Da perspectiva da Índia, os seus estrategas poderiam ter concluído que a reafirmação da soberania sobre o Arunachal Pradesh é tão crucial neste momento particular porque: o G20 apresenta uma oportunidade histórica de mostrar apoio global às suas reivindicações; fazer frente à China envia sinais positivos aos Biliões de Ouro e a alguns estados do sul; e a máxima atenção ao Arunachal Pradesh poderia dissuadir Pequim de empreender acções transfronteiriças.
Este último factor é muito importante, uma vez que alguns acreditam que a República Popular tem estado a pressionar para uma acção cinética no Verão de 2020 para antecipar a consolidação da soberania militar da Índia na região. Uma motivação relacionada poderia também estar em jogo para influenciar os cálculos dos actuais adeptos da linha dura chinesa em relação a Arunachal Pradesh, acrescentando outra dimensão ao calendário das últimas escaladas.
Avaliação da perspectiva estratégica da Rússia
Visto da perspectiva
dos amplos interesses estratégicos da Rússia, a deterioração dos laços
indo-chineses representa uma séria ameaça à visão compartilhada dos três países
de um futuro multipolar devido ao risco de um erro de cálculo do conflito entre
eles e, assim, dificultar sua cooperação nos BRICS e na OCS. Sem
mencionar o cenário em que os EUA tentam explorar outra rodada de confrontos
potencialmente mortais e a SCO.
O Kremlin considera as tensões entre os seus dois principais parceiros
estritamente bilaterais, daí por que não interferirá na oferta de mediação, a
menos que ambos a solicitem, embora também seja inegável que a dinâmica
estratégica identificada nesta análise é moldada por mais do que apenas a interacção
Sino-Indo. Isso torna tudo muito mais perigoso do que o habitual, o que explica
a crescente preocupação de Moscovo com a sua recente escalada, mesmo que não a
sinalize abertamente devido à sua sensibilidade diplomática.
Por essa razão, o
melhor cenário da perspectiva da Rússia seria que ambos pedissem os seus
esforços silenciosos de mediação para que Moscovo possa ter a chance de
replicar o papel de Pequim na negociação do mês passado com a aproximação iraniano-saudita
que mudou o jogo reaproximando os seus dois principais parceiros
asiáticos. Mesmo que o resultado não seja tão dramático, o Kremlin sentir-se-ia
muito mais calmo se chegasse a algum tipo de solução de compromisso pragmática
para, pelo menos, evitar uma nova escalada.

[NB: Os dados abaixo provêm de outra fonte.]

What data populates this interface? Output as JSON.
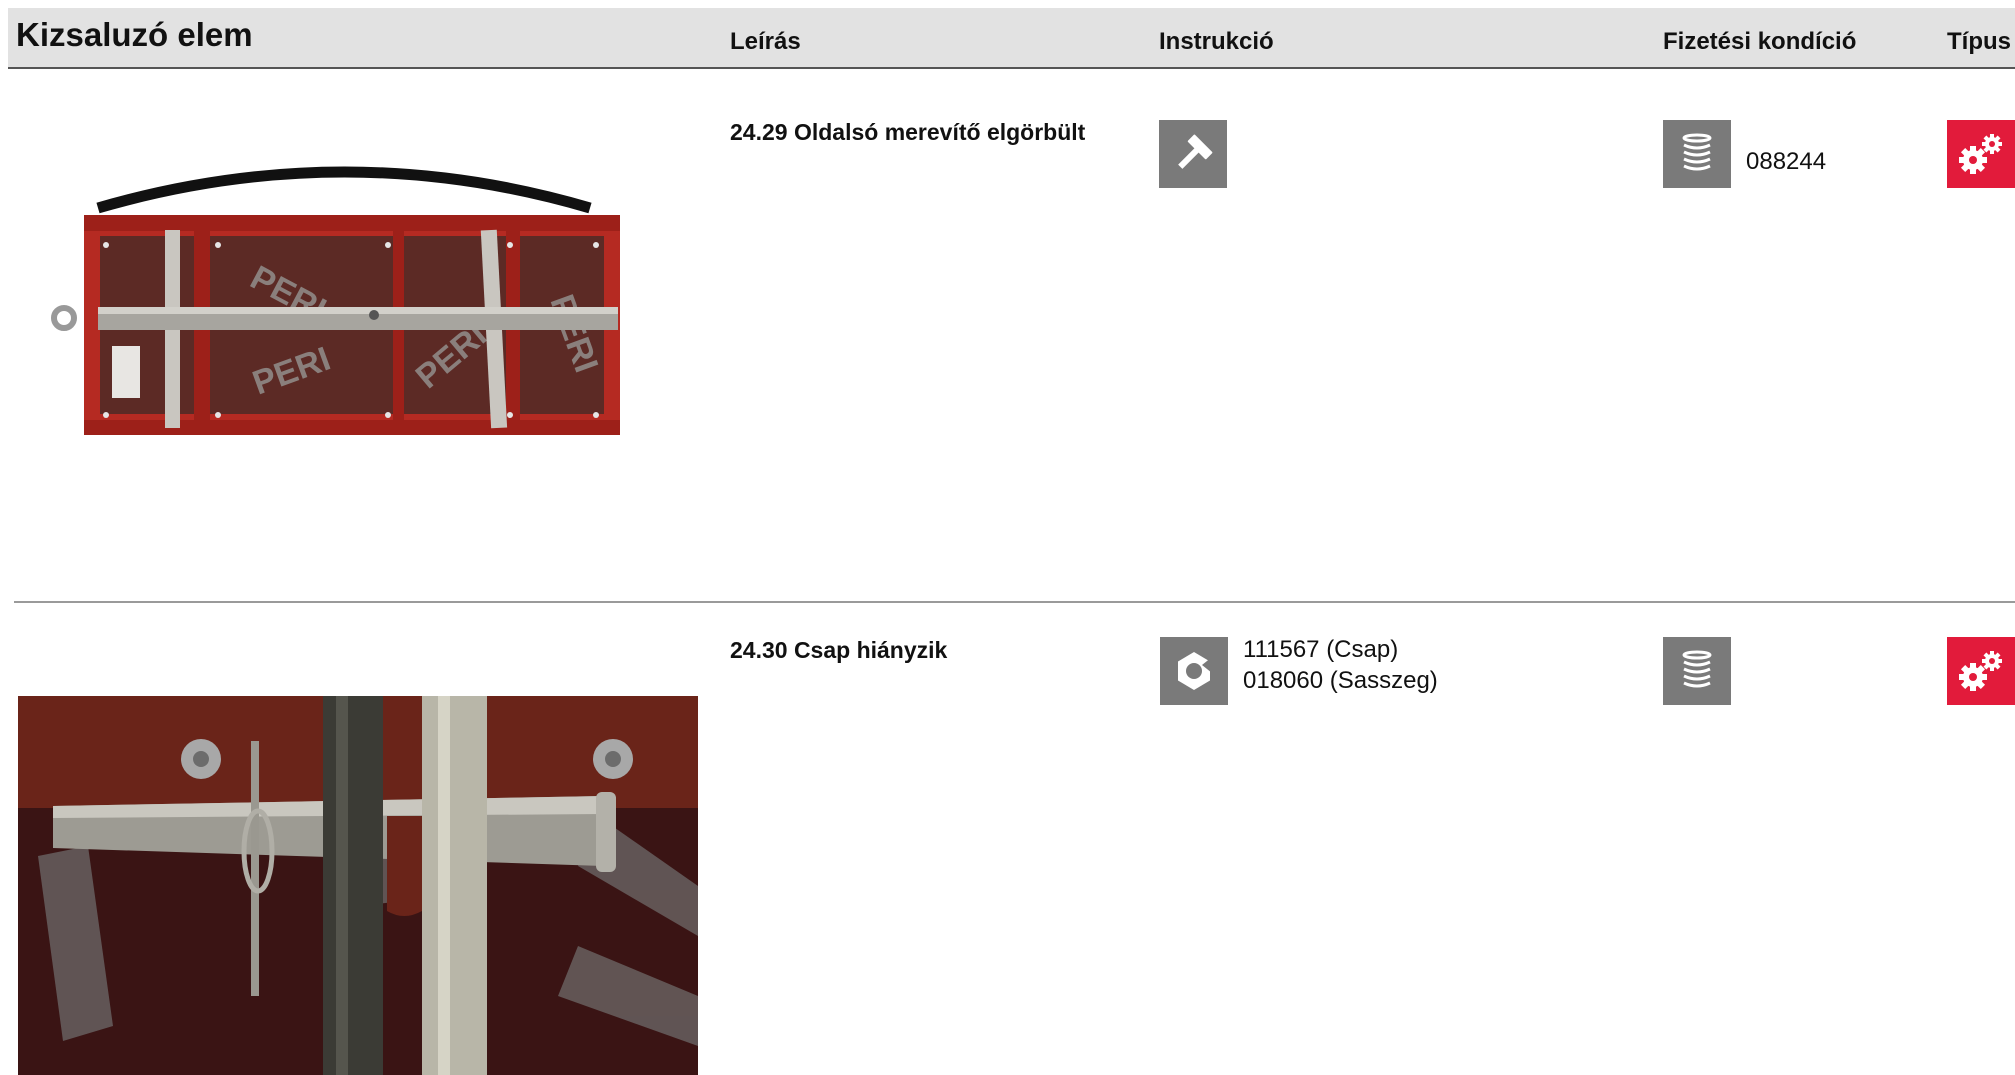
{
  "header": {
    "title": "Kizsaluzó elem",
    "col_description": "Leírás",
    "col_instruction": "Instrukció",
    "col_payment": "Fizetési kondíció",
    "col_type": "Típus"
  },
  "rows": [
    {
      "description": "24.29 Oldalsó merevítő elgörbült",
      "instruction_icon": "hammer-icon",
      "instruction_lines": [],
      "payment_icon": "coin-stack-icon",
      "payment_value": "088244",
      "type_icon": "gears-icon",
      "type_color": "#e21b3b"
    },
    {
      "description": "24.30 Csap hiányzik",
      "instruction_icon": "nut-icon",
      "instruction_lines": [
        "111567 (Csap)",
        "018060 (Sasszeg)"
      ],
      "payment_icon": "coin-stack-icon",
      "payment_value": "",
      "type_icon": "gears-icon",
      "type_color": "#e21b3b"
    }
  ],
  "photos": {
    "panel_stamp": "PERI"
  },
  "colors": {
    "header_bg": "#e2e2e2",
    "icon_tile": "#7a7a7a",
    "type_tile": "#e21b3b",
    "frame_red": "#b52a22"
  }
}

Especular sobre o papel da Rússia como um potencial mediador
A actual dinâmica
estratégica que molda as suas últimas tensões vai para além das relações
bilaterais, como já foi explicado, justificando assim a sugestão
bem-intencionada de pedir a um terceiro fiável e de confiança que os ajude a
gerir tudo com mais eficácia antes que isso se descontrole. A Rússia é o único
país capaz de desempenhar este papel, caso em que os seus peritos, decisores
políticos e estrategas fariam tudo o que estivesse ao seu alcance para pensar
numa proposta criativa e justa para desanuviar estas tensões de uma forma
sustentável.
É prematuro prever exactamente o que isto poderá implicar, uma vez que nem sequer foram convidados por ambos para o fazer e poderão nunca o ser, mas poderá valer a pena considerar se o status quo poderá ser congelado a par da exploração de privilégios especiais de viagem para os habitantes. nas áreas disputadas de ambos os lados. Se associado a medidas de desengajamento mútuo, isto poderia simultaneamente alcançar alguns dos objectivos políticos, humanitários e militares de cada lado de uma forma respeitável que não faça "perder a face" para ninguém.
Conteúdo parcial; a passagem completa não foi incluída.